I laugh, slipping my arms around his waist and giving him a squeeze. “Sorry. You just make me nervous.” I giggle, and it sounds stupid and silly. But he must not take it that way because when I pull away, he’s beaming at me, smiling in a way that makes me want to melt into nothingness. Beautiful, blissful nothingness.

 

“I’ll take that as a compliment,” he says, kissing the top of my head.

 

I reluctantly let go, and he steps away, walking to his Jeep just as I’m pulling open the screen door.

 

“Hey!” he calls out. I turn around. “Sweet dreams.”

 

Warmth unfurls inside me. “Like I’m going to be able to sleep tonight, thanks to you,” I say, grinning. “But sweet dreams to you too.”

 

And then I slip into the dark, lonely house.

 
CHAPTER TWO
 

T
he next morning, I’m sitting at the chipped Formica counter when someone bangs on the back door. I jump, sloshing the milk in my cereal bowl. I can’t see him, but I know without looking that it’s Logan because he’s picked me up every day for school for the last two weeks, and now it’s this unspoken thing, as dependable as the incessant rain at this time of year.
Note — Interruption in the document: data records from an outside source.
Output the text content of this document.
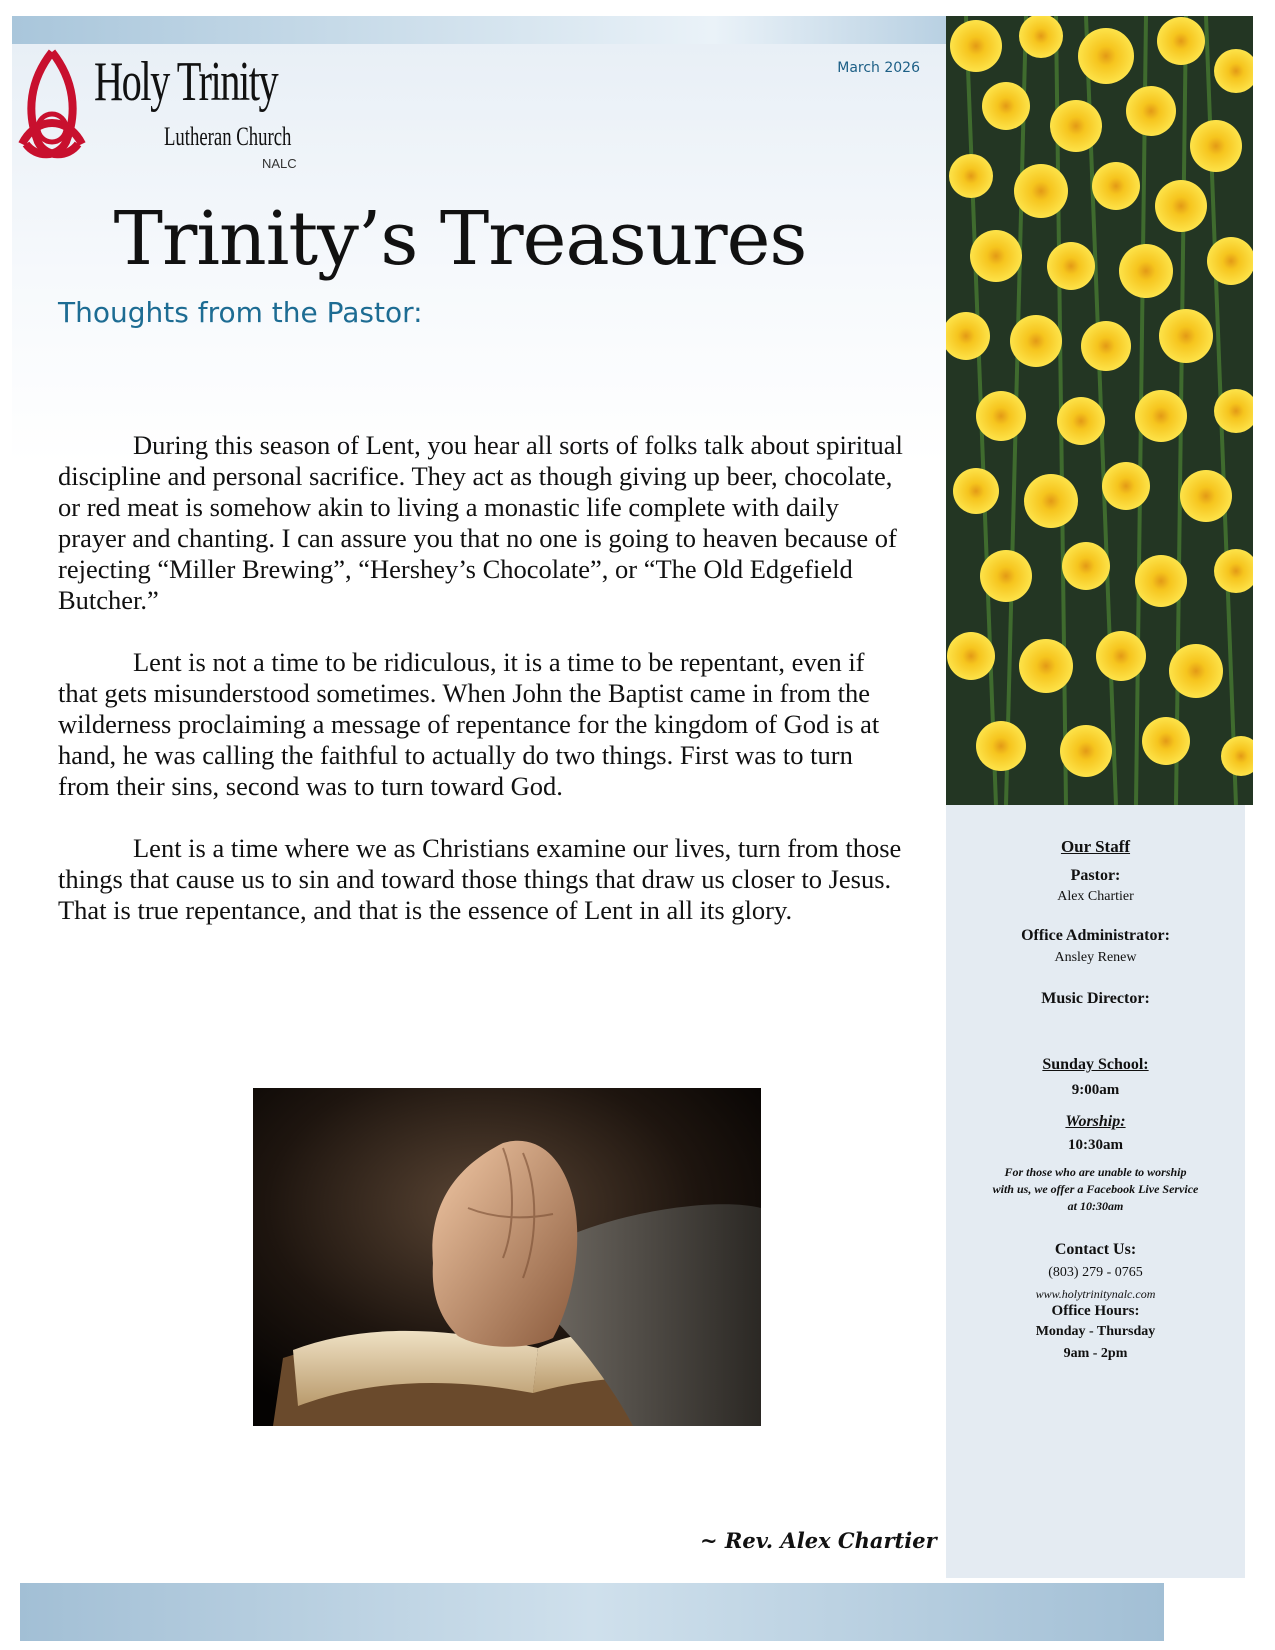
Holy Trinity
Lutheran Church
NALC
March 2026
Trinity’s Treasures
Thoughts from the Pastor:

During this season of Lent, you hear all sorts of folks talk about spiritual discipline and personal sacrifice. They act as though giving up beer, chocolate, or red meat is somehow akin to living a monastic life complete with daily prayer and chanting. I can assure you that no one is going to heaven because of rejecting “Miller Brewing”, “Hershey’s Chocolate”, or “The Old Edgefield Butcher.”

Lent is not a time to be ridiculous, it is a time to be repentant, even if that gets misunderstood sometimes. When John the Baptist came in from the wilderness proclaiming a message of repentance for the kingdom of God is at hand, he was calling the faithful to actually do two things. First was to turn from their sins, second was to turn toward God.

Lent is a time where we as Christians examine our lives, turn from those things that cause us to sin and toward those things that draw us closer to Jesus. That is true repentance, and that is the essence of Lent in all its glory.

~ Rev. Alex Chartier
Our Staff
Pastor:
Alex Chartier
Office Administrator:
Ansley Renew
Music Director:
Sunday School:
9:00am
Worship:
10:30am
For those who are unable to worship
with us, we offer a Facebook Live Service
at 10:30am
Contact Us:
(803) 279 - 0765
www.holytrinitynalc.com
Office Hours:
Monday - Thursday
9am - 2pm
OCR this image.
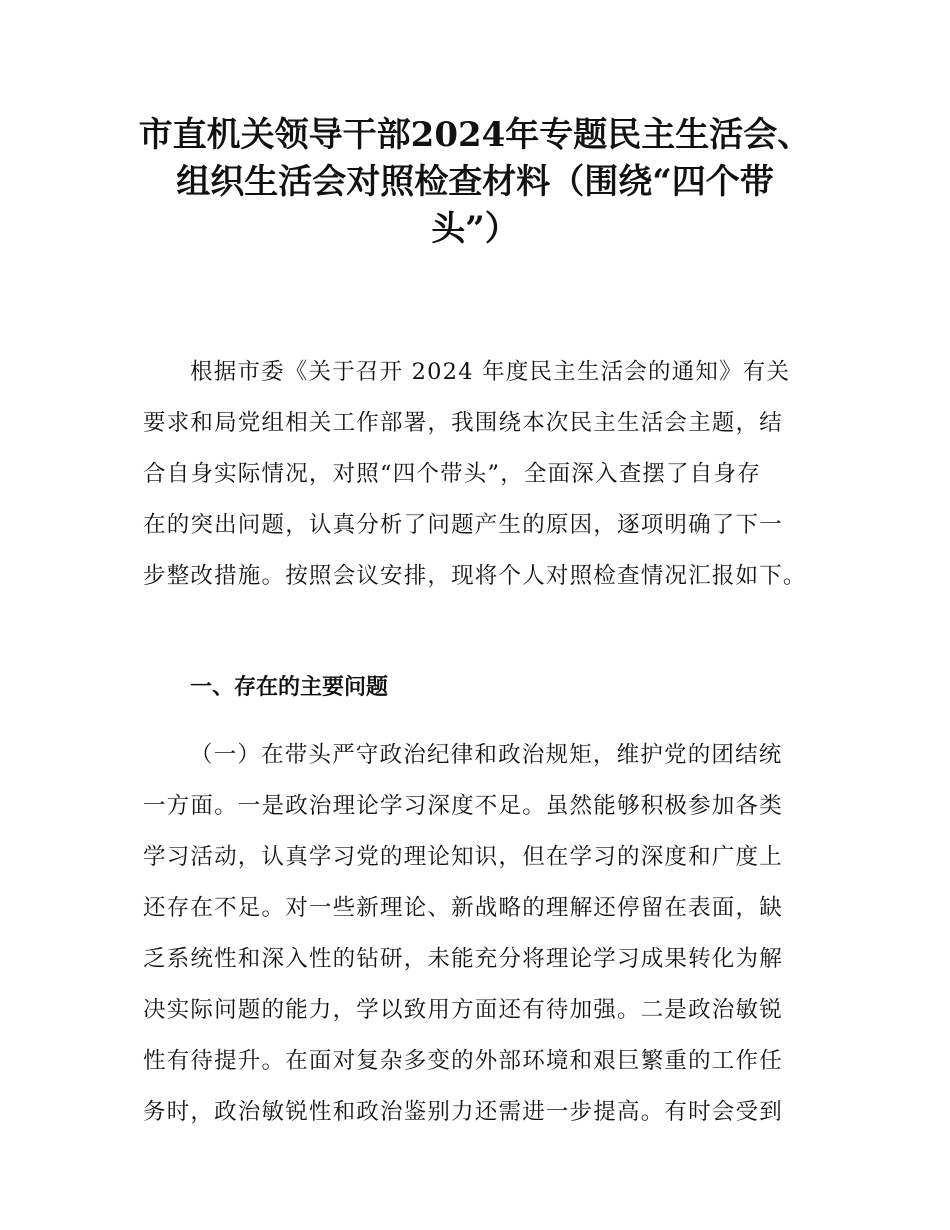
市直机关领导干部2024年专题民主生活会、
组织生活会对照检查材料（围绕“四个带
头”）
根据市委《关于召开 2024 年度民主生活会的通知》有关
要求和局党组相关工作部署，我围绕本次民主生活会主题，结
合自身实际情况，对照“四个带头”，全面深入查摆了自身存
在的突出问题，认真分析了问题产生的原因，逐项明确了下一
步整改措施。按照会议安排，现将个人对照检查情况汇报如下。
一、存在的主要问题
（一）在带头严守政治纪律和政治规矩，维护党的团结统
一方面。一是政治理论学习深度不足。虽然能够积极参加各类
学习活动，认真学习党的理论知识，但在学习的深度和广度上
还存在不足。对一些新理论、新战略的理解还停留在表面，缺
乏系统性和深入性的钻研，未能充分将理论学习成果转化为解
决实际问题的能力，学以致用方面还有待加强。二是政治敏锐
性有待提升。在面对复杂多变的外部环境和艰巨繁重的工作任
务时，政治敏锐性和政治鉴别力还需进一步提高。有时会受到
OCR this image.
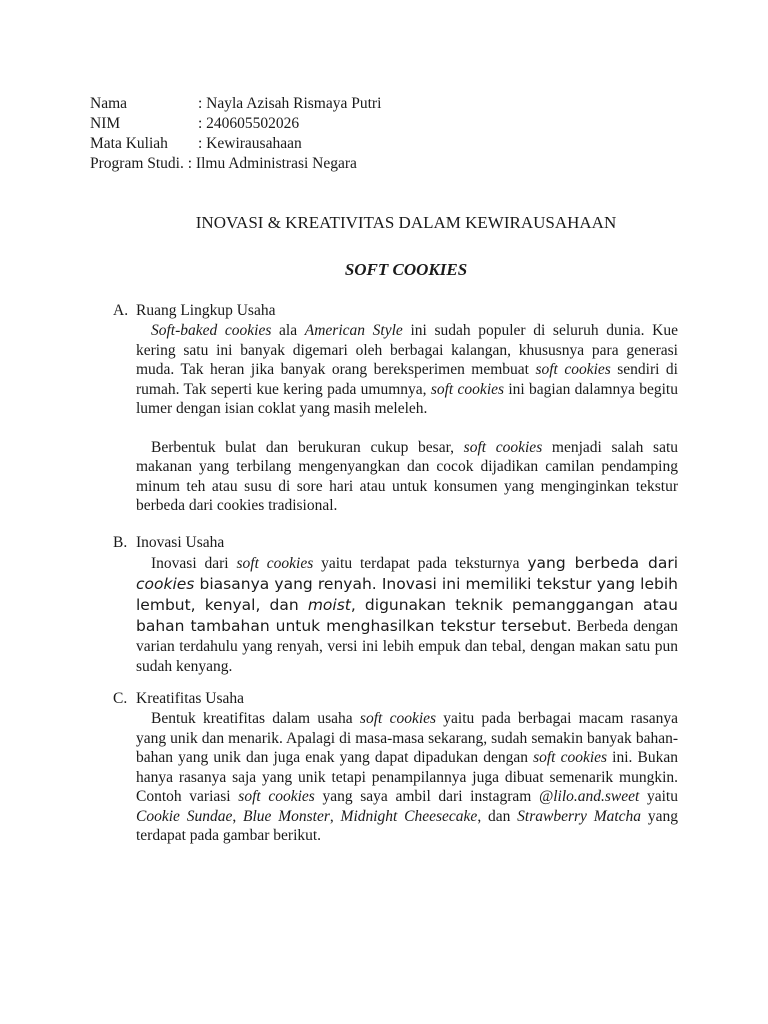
Nama	: Nayla Azisah Rismaya Putri
NIM	: 240605502026
Mata Kuliah : Kewirausahaan
Program Studi. : Ilmu Administrasi Negara
INOVASI & KREATIVITAS DALAM KEWIRAUSAHAAN
SOFT COOKIES
A. Ruang Lingkup Usaha
Soft-baked cookies ala American Style ini sudah populer di seluruh dunia. Kue kering satu ini banyak digemari oleh berbagai kalangan, khususnya para generasi muda. Tak heran jika banyak orang bereksperimen membuat soft cookies sendiri di rumah. Tak seperti kue kering pada umumnya, soft cookies ini bagian dalamnya begitu lumer dengan isian coklat yang masih meleleh.
Berbentuk bulat dan berukuran cukup besar, soft cookies menjadi salah satu makanan yang terbilang mengenyangkan dan cocok dijadikan camilan pendamping minum teh atau susu di sore hari atau untuk konsumen yang menginginkan tekstur berbeda dari cookies tradisional.
B. Inovasi Usaha
Inovasi dari soft cookies yaitu terdapat pada teksturnya yang berbeda dari cookies biasanya yang renyah. Inovasi ini memiliki tekstur yang lebih lembut, kenyal, dan moist, digunakan teknik pemanggangan atau bahan tambahan untuk menghasilkan tekstur tersebut. Berbeda dengan varian terdahulu yang renyah, versi ini lebih empuk dan tebal, dengan makan satu pun sudah kenyang.
C. Kreatifitas Usaha
Bentuk kreatifitas dalam usaha soft cookies yaitu pada berbagai macam rasanya yang unik dan menarik. Apalagi di masa-masa sekarang, sudah semakin banyak bahan-bahan yang unik dan juga enak yang dapat dipadukan dengan soft cookies ini. Bukan hanya rasanya saja yang unik tetapi penampilannya juga dibuat semenarik mungkin. Contoh variasi soft cookies yang saya ambil dari instagram @lilo.and.sweet yaitu Cookie Sundae, Blue Monster, Midnight Cheesecake, dan Strawberry Matcha yang terdapat pada gambar berikut.
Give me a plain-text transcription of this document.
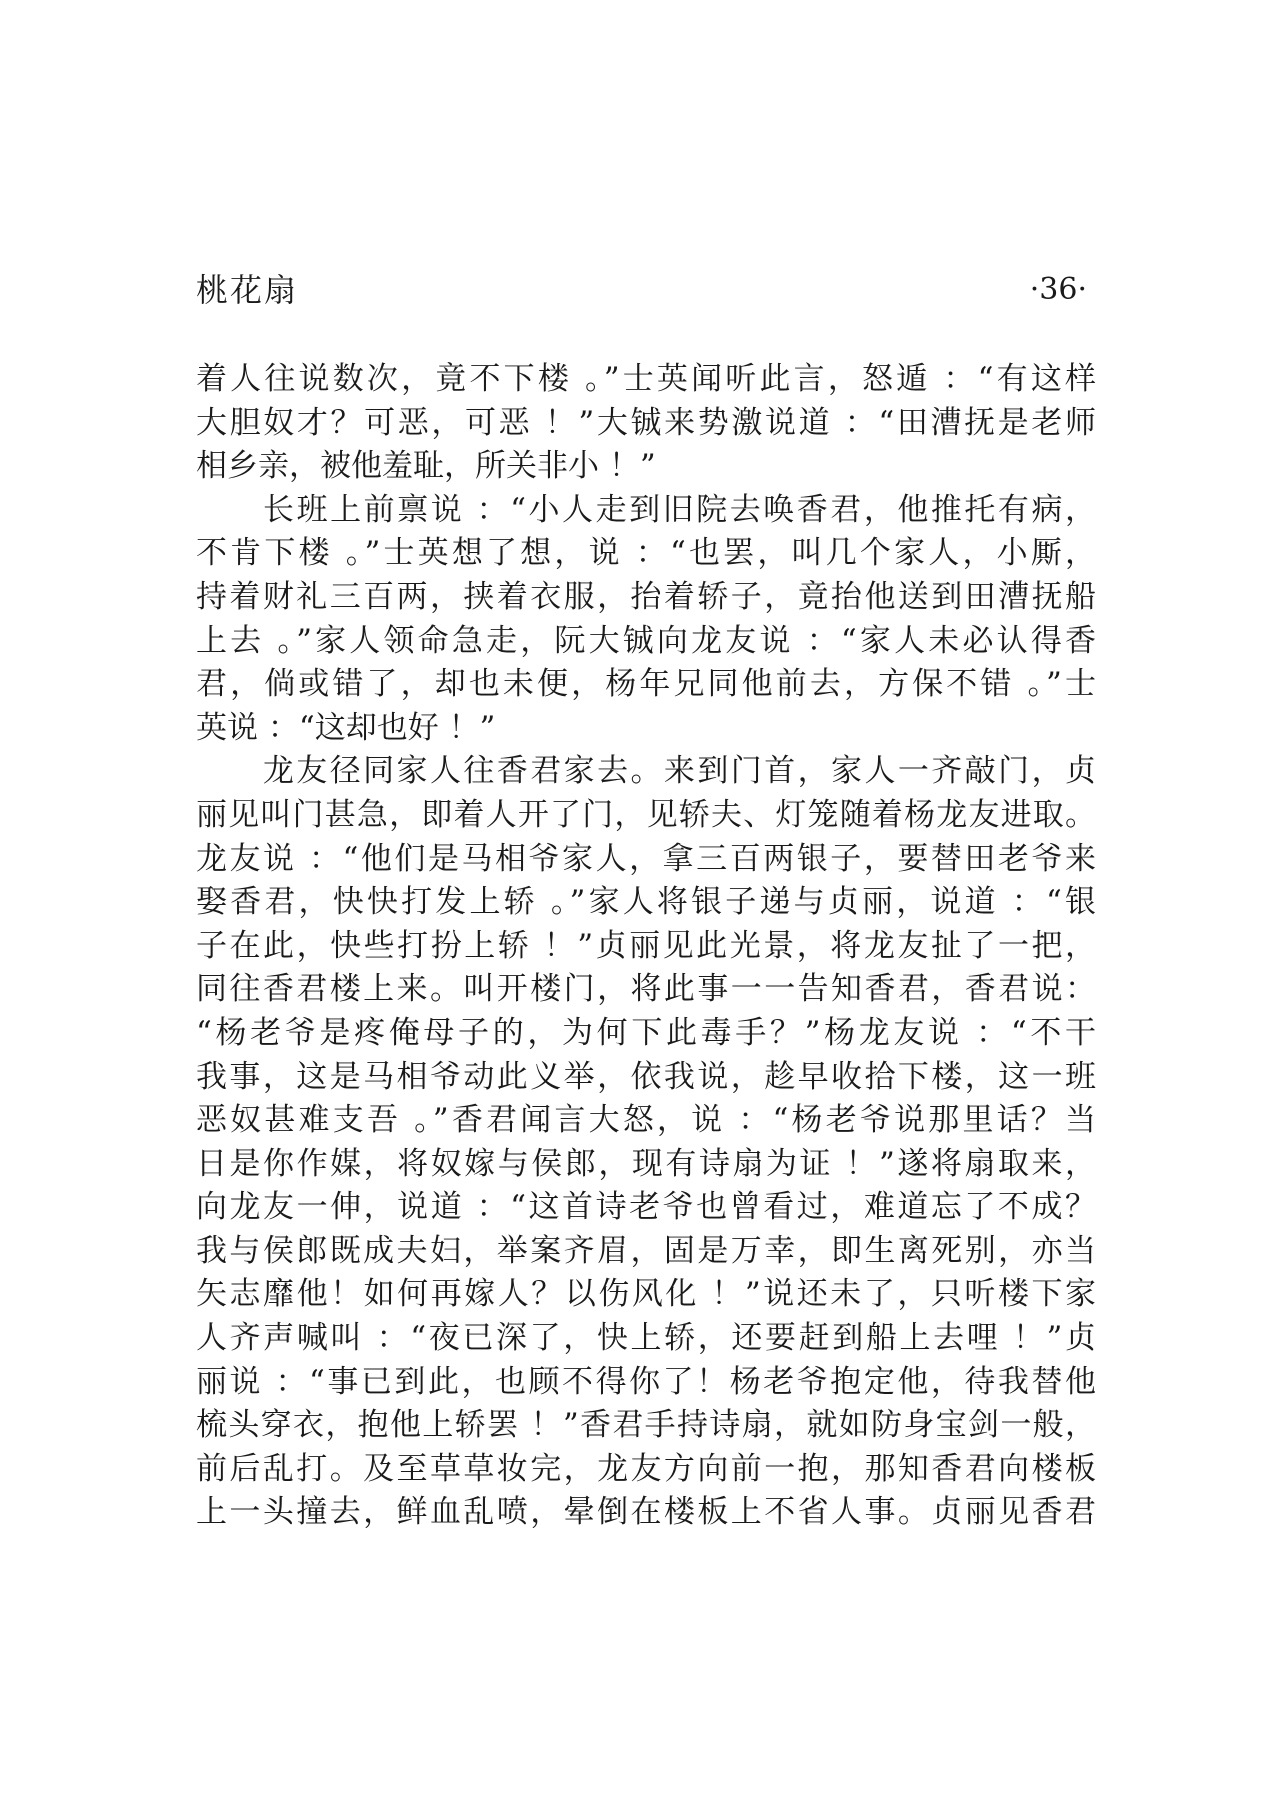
桃花扇	·36·
着人往说数次，竟不下楼 。”士英闻听此言，怒遁 ：“有这样
大胆奴才？可恶，可恶 ！”大铖来势激说道 ：“田漕抚是老师
相乡亲，被他羞耻，所关非小 ！”
　　长班上前禀说 ：“小人走到旧院去唤香君，他推托有病，
不肯下楼 。”士英想了想，说 ：“也罢，叫几个家人，小厮，
持着财礼三百两，挟着衣服，抬着轿子，竟抬他送到田漕抚船
上去 。”家人领命急走，阮大铖向龙友说 ：“家人未必认得香
君，倘或错了，却也未便，杨年兄同他前去，方保不错 。”士
英说 ：“这却也好 ！”
　　龙友径同家人往香君家去。来到门首，家人一齐敲门，贞
丽见叫门甚急，即着人开了门，见轿夫、灯笼随着杨龙友进取。
龙友说 ：“他们是马相爷家人，拿三百两银子，要替田老爷来
娶香君，快快打发上轿 。”家人将银子递与贞丽，说道 ：“银
子在此，快些打扮上轿 ！”贞丽见此光景，将龙友扯了一把，
同往香君楼上来。叫开楼门，将此事一一告知香君，香君说：
“杨老爷是疼俺母子的，为何下此毒手？”杨龙友说 ：“不干
我事，这是马相爷动此义举，依我说，趁早收拾下楼，这一班
恶奴甚难支吾 。”香君闻言大怒，说 ：“杨老爷说那里话？当
日是你作媒，将奴嫁与侯郎，现有诗扇为证 ！”遂将扇取来，
向龙友一伸，说道 ：“这首诗老爷也曾看过，难道忘了不成？
我与侯郎既成夫妇，举案齐眉，固是万幸，即生离死别，亦当
矢志靡他！如何再嫁人？以伤风化 ！”说还未了，只听楼下家
人齐声喊叫 ：“夜已深了，快上轿，还要赶到船上去哩 ！”贞
丽说 ：“事已到此，也顾不得你了！杨老爷抱定他，待我替他
梳头穿衣，抱他上轿罢 ！”香君手持诗扇，就如防身宝剑一般，
前后乱打。及至草草妆完，龙友方向前一抱，那知香君向楼板
上一头撞去，鲜血乱喷，晕倒在楼板上不省人事。贞丽见香君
“Come in!” I holler, slurping another spoonful of cereal as he steps through the door.

 

“’Morning, beautiful.” Whenever he stands in this house, it’s a reminder of our differences. He’s wearing crisp, practically new jeans and a button-down, the sleeves rolled up to expose his muscular forearms. As he leans a hip against our countertop, crossing his arms, I forget to swallow the food in my mouth.

 

I blush. How can he call me beautiful when he’s dressed like that and I’m in torn blue jeans and an old Darigold T-shirt? When my nickname is DQ and his might as well be GQ?

 

“Coffee?” I point to the coffeemaker, full to the brim. I started it ten minutes ago in anticipation of Logan’s arrival. When he smiles at me, those dark eyes trained right on mine, I’m glad I didn’t forget.

 

I slurp another spoonful of cereal and watch as Logan pours coffee into the mug I’d set out for him. He picks the cup up to his lips and my stomach lurches—along the edge, there’s a chip the size of a dime. It makes the whole thing look really cheap and country, even for me. Why didn’t I spot that before?